Sara Phelan SC, chair of the Bar Council, has welcomed the government’s willingness to look at the issue but urged ministers to acknowledge the significant reforms and changed work practices which have already been delivered by barristers.
In a statement issued on Friday, Ms Phelan said: “We have today written to An Taoiseach and the Minister for Public Expenditure and Reform to outline once again the additional reforms and changed practices that our members have delivered since 2002 as part of their public service to the criminal justice system.
“These flexibilities and our members’ goodwill has ensured a functioning system to court users and the State agencies, to the Office of the Director of Public Prosecution, and the criminal legal aid scheme. The impact of that being exhausted is now being felt across the criminal justice system.

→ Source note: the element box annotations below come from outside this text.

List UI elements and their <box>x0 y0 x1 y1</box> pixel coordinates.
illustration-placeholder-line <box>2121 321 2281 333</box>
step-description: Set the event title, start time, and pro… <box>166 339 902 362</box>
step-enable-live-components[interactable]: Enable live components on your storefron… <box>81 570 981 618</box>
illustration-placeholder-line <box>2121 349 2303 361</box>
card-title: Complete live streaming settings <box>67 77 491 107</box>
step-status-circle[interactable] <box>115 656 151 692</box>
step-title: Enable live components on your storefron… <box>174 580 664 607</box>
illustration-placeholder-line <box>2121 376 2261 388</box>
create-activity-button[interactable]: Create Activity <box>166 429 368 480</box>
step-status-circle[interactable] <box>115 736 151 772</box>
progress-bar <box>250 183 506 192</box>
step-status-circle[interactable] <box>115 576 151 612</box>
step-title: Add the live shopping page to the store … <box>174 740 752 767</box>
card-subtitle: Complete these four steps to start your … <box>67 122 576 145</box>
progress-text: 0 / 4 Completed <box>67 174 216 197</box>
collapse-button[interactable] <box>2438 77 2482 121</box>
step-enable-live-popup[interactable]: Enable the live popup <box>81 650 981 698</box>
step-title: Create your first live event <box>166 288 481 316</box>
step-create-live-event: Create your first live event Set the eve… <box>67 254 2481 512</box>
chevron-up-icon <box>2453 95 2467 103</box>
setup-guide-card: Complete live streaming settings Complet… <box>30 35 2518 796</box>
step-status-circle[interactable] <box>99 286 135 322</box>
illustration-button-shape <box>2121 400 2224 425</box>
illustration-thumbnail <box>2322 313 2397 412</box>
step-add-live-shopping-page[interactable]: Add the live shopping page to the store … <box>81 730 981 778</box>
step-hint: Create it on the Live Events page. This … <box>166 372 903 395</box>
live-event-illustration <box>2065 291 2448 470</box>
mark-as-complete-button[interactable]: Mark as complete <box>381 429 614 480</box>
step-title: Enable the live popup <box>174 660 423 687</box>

“We are ready to actively engage with the government to consider any formalisation of those practices in the context of a reversal of the cuts, and an adequate and fair professional fees for our members’ continuing contribution to the criminal justice system.”
Sean Guerin SC, chair of the criminal state bar committee, added: “In circumstance where the Office of the Director of Public Prosecutions, as far back as 2018, already acknowledged the flexibilities provided by our members to improve the administration of criminal justice, it is now vital now that government understands the risk that is being created.
“Our criminal justice system depends on the provision of high-quality advocacy services to both prosecution and defence by the independent referral bar. The failure to ensure fair pay for that important work, and the targeting of the bar as the only participant in the criminal justice system not to secure pay restoration, is a fundamental threat to the integrity of that system.
“We are actively engaging with our members on this, as apart from an issue for victims of crime and the institution of the courts, it is an urgent welfare issue for our members.”